By the time sixteen came around, she realised that people couldn’t be relied on, she had to fend for herself. She had a support system, a one she truly treasured but she felt lost in herself, isolated from the world around. Home became the same, monotonous place she had seen for the past four years. A still, lifeless atmosphere took over the happy, warm one. Sometimes choking and the other times, just cold. No one could understand what happened, what made things change but she knew. She knew it was the dark figure in a cloak that with his cold touch, that made her home his, rather than her family’s. There he loomed in the shadows where no one could see but everyone could feel. Home was not supposed to be a place to harbour Death, home was meant to be where the heart is. Or so she thought.

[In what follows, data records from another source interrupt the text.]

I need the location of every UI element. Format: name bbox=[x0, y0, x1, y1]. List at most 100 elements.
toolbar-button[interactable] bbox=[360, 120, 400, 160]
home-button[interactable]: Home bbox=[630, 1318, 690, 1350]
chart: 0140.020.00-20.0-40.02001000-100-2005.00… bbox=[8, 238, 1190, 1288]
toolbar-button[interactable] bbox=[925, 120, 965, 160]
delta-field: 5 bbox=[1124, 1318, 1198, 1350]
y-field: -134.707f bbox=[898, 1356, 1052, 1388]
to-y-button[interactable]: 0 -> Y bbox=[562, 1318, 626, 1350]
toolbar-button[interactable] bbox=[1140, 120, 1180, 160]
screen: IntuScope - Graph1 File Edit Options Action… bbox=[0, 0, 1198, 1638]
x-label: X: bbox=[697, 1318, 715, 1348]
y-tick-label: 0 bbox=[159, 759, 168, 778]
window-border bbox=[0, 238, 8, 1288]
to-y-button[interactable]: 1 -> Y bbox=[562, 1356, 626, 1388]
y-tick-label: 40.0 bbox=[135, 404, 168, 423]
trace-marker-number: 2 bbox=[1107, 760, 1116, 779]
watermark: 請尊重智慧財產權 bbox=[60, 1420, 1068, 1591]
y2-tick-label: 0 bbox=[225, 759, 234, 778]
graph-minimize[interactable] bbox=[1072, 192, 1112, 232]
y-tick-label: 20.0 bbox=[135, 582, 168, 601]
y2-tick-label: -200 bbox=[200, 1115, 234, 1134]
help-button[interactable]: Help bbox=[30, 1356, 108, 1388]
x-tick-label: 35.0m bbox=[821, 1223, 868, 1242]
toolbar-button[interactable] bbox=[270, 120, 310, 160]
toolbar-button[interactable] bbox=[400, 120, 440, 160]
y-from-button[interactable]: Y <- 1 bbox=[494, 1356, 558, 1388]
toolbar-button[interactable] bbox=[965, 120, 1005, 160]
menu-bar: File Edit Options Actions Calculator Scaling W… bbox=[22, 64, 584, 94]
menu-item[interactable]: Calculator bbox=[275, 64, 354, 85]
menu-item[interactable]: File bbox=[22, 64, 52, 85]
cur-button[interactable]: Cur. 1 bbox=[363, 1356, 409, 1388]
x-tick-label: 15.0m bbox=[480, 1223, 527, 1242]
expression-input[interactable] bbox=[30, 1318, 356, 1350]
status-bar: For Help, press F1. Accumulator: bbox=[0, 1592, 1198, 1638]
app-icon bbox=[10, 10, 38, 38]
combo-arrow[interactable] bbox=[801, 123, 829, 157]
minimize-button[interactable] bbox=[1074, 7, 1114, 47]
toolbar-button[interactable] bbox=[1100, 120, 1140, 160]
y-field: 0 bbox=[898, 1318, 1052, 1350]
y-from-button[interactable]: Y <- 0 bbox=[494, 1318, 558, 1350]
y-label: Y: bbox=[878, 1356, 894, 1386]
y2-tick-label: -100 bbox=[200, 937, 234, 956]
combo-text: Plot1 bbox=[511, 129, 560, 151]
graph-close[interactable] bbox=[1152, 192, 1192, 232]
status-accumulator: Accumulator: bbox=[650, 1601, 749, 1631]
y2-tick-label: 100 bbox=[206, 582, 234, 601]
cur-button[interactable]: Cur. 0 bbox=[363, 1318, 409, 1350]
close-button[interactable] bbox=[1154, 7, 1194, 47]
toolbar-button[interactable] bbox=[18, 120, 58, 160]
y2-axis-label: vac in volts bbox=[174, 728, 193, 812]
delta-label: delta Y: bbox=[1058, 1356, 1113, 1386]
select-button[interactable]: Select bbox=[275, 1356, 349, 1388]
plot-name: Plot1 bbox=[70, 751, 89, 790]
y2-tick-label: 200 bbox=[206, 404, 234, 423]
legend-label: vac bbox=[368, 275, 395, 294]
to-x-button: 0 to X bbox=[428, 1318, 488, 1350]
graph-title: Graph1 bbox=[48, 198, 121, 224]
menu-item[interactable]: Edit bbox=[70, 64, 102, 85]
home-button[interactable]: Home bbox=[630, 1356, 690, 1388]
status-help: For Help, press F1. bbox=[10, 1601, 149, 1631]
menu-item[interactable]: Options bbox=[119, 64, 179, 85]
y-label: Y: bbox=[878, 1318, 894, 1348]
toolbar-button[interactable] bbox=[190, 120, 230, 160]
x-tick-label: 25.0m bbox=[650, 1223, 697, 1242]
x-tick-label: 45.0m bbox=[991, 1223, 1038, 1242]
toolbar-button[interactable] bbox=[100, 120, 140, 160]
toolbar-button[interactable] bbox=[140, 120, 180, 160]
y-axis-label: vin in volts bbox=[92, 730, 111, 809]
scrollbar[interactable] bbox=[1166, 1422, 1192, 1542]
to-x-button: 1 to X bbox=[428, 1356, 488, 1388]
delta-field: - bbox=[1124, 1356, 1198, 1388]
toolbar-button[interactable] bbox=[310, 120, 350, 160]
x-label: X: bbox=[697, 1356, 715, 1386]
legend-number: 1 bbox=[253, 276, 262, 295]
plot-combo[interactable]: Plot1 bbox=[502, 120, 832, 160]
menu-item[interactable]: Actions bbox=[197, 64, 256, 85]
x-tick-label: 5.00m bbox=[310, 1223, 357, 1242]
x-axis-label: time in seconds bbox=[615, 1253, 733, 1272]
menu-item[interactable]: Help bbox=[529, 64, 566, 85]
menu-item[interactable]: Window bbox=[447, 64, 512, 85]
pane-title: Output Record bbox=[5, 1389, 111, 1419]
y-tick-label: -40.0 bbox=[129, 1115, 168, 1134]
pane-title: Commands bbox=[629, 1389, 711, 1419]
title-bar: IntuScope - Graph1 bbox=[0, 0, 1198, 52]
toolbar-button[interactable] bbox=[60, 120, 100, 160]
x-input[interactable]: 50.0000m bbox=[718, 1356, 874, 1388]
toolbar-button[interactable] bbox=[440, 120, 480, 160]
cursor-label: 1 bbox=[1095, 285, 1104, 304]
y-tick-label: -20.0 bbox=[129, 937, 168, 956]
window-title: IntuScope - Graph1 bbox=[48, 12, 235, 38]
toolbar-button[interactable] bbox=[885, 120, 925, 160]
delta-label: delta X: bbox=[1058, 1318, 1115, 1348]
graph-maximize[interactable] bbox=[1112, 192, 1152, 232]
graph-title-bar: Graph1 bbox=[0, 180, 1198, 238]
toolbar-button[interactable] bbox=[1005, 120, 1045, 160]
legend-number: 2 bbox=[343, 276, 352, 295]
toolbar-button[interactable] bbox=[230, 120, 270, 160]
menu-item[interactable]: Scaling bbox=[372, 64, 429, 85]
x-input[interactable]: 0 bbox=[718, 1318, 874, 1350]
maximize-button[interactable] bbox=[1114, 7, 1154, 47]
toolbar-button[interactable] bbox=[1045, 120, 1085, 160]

The eighteenth year came around and she was about to leave for college. Her mother didn’t weep, the insignificant nature made leaving easier for her. Her father left her to the airport to catch a flight to where her brother waited for her. Now, the concept of ‘Home’ fragmented, it was no longer where the four of them were together, nor was it where the heart was, for the family was now separated by the seven oceans.

What was home? Where was home? Did home really exist? She didn’t know what to call home and often felt like something was missing. After experiencing estrangement in every aspect of her life, she wandered like a Nomad to find a place to call home but failed miserably. Home became a foreign word to her and even though she kept in touch with her family, even though she found solace in the man she loved and even though her own happiness made her feel at home, the concept of home slowly diminished.

Like a twinkling star at the end of its life, home caved in on itself and gave way. Instead of a finite set of things she could call home or associate with home, she saw it as an infinite expanse that carried on. That is until a familiar old friend came knocking on her door, ready to claim her with an icy touch. He knocked on the door and as lifeless as ever, she opened the door welcoming him into her home and into her heart.